このノートは、MITの研究が示した「2025年に生成AIへ投資した企業の95%が金銭的リターンを得られなかった」という結果を受けた直後に出た。EY(アーンスト・アンド・ヤング)の並行調査でも、回答企業の99%がAI導入による金銭的損失を報告しており、企業あたりの平均損失は440万ドル(約6億9900万円)だった。ゴールドマンは、消費者の採用スピードについての見立てが誤っていたことは公に認めたものの、企業におけるROIがAI投資論の全体における最大のアキレス腱だという主張は、これまで以上の確信をもって維持している。
枠組みは明快だ。データも実在する。そして投資家に、正しい問いを投げかけている。AI製品を購入する顧客側がリターンを示せないとき、ハイパースケーラーはいつまで支出を続けられるのか。
ただし、ゴールドマンの分析には、彼らの数字の隣に置くことで結論を根底から変えてしまう「1つの数字」が欠けている。
その数字とは?
トークン価格は、2023年3月のGPT-4ローンチ以降、99%下落した。
GPT-4は入力トークン100万あたり30ドル(約4770円)、出力トークン100万あたり60ドル(約9530円)でローンチされた。JPモルガンの業界横断分析によれば、入力と出力の混在利用を織り込むと、当初の実質リスト価格はトークン100万あたり約37.50ドル(約5960円)に近かったという。現在、GPT-4.1 Nanoは入力トークン100万あたり0.10ドル(約16円)で動作する。Gemini 2.5 Flashは0.15ドル(約24円だ。DeepSeekのV3は0.014ドル=約2.2円)で、ローンチ時のGPT-4より約2000倍安い。
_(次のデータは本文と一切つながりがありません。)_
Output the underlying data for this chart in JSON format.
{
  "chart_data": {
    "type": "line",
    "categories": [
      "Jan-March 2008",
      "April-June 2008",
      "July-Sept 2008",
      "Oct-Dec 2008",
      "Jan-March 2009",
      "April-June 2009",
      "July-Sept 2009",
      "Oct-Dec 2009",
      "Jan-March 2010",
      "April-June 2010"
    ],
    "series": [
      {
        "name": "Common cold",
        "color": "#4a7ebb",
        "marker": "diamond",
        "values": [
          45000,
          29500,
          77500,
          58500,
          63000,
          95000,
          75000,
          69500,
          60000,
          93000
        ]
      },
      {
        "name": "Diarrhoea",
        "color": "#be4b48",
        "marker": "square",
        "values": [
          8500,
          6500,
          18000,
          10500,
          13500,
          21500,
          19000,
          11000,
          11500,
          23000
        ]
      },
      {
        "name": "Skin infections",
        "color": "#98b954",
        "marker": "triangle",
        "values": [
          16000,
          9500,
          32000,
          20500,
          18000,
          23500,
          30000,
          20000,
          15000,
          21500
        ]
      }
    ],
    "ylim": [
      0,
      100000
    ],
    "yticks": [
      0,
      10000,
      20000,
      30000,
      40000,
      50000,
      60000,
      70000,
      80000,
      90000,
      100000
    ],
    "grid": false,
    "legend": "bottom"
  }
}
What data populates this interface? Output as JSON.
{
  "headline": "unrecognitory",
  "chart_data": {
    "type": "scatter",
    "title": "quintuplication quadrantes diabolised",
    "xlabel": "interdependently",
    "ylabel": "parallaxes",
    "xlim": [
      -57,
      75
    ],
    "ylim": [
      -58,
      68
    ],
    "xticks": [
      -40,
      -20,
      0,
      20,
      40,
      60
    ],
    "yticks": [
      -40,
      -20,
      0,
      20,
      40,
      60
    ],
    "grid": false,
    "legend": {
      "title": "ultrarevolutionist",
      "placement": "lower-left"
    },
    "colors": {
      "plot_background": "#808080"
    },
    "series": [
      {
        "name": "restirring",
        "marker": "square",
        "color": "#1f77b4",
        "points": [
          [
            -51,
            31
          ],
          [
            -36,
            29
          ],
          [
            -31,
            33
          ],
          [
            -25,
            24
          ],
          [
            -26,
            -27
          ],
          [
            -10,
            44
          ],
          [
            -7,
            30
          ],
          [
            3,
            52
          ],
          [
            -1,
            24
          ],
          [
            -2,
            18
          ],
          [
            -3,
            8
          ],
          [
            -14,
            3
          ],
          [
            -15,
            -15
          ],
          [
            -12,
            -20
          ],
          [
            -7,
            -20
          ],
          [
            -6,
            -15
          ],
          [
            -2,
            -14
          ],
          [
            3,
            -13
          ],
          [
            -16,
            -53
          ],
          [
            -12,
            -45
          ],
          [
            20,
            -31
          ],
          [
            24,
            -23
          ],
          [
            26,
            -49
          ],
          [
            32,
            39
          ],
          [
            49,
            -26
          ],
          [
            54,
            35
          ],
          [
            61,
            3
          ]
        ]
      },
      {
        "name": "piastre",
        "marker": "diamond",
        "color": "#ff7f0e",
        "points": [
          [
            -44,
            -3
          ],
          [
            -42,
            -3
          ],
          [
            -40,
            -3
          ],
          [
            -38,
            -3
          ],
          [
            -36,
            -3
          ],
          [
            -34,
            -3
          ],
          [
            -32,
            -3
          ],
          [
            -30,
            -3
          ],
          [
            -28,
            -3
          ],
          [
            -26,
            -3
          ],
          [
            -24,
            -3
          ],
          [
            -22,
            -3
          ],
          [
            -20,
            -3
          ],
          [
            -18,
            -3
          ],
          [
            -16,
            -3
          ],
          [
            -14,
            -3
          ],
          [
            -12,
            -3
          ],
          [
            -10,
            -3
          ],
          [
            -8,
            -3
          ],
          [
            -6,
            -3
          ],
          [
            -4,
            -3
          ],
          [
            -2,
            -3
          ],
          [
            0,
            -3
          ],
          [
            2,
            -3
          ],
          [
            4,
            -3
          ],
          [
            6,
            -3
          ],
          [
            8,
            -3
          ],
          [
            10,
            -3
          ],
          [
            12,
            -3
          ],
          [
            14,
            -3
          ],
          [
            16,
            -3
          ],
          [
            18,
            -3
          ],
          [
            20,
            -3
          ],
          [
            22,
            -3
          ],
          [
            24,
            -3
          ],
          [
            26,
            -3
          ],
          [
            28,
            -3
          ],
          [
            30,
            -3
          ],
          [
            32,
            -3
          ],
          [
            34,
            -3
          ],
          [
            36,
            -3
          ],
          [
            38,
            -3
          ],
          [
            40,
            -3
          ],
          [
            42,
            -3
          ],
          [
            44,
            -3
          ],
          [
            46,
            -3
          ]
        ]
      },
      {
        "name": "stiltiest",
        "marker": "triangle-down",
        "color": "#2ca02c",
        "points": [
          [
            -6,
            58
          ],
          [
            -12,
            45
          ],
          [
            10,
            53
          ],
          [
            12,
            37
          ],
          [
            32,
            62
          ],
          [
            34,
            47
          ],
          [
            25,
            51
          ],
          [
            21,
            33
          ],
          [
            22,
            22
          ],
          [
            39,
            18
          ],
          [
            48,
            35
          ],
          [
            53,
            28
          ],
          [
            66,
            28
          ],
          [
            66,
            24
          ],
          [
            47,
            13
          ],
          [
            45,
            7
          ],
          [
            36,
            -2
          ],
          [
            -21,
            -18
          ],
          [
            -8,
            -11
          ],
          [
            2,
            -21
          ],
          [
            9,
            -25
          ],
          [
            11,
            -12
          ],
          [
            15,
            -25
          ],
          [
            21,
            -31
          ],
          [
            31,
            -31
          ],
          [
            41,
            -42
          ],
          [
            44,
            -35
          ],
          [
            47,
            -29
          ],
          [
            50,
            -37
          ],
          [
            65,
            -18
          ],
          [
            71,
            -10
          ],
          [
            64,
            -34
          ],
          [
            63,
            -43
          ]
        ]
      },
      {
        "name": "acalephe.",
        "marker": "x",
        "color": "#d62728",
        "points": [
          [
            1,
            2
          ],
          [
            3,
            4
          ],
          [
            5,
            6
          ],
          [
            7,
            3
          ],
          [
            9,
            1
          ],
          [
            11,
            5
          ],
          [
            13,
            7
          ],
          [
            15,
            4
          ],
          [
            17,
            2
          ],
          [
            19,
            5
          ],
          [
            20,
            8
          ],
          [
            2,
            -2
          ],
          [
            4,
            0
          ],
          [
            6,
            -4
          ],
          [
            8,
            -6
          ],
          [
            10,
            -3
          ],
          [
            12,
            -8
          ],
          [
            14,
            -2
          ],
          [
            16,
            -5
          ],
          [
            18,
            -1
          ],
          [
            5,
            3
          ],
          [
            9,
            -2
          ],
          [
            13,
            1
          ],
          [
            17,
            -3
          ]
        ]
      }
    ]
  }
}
Claude Sonnet 4.5は、入力トークン100万あたり3ドル(約477円)でGPT-4級の性能を提供し、80%の値下げとなる。
スタンフォードのAI Indexは、GPT-3.5に匹敵するモデルの推論コストが、2022年11月のトークン100万あたり20ドル(約3180円)から、2024年10月には0.07ドル(約11円)へ低下したと報告した。およそ2年で280倍の低下である。この軌道は以後も四半期ごとに続いている。
2023年にGPT-4で月1万ドル(約159万円)かかっていたワークロードは、商用タスクの大半で同等の性能を発揮するモデルなら、いまや200ドル(約3万1800円)未満で動く。知能の単位コストは、歴史上ほとんど例のない速度で崩壊し、なお下落し続けている。
こここそが、ゴールドマンの枠組みが織り込んでいないAIストーリーの部分である。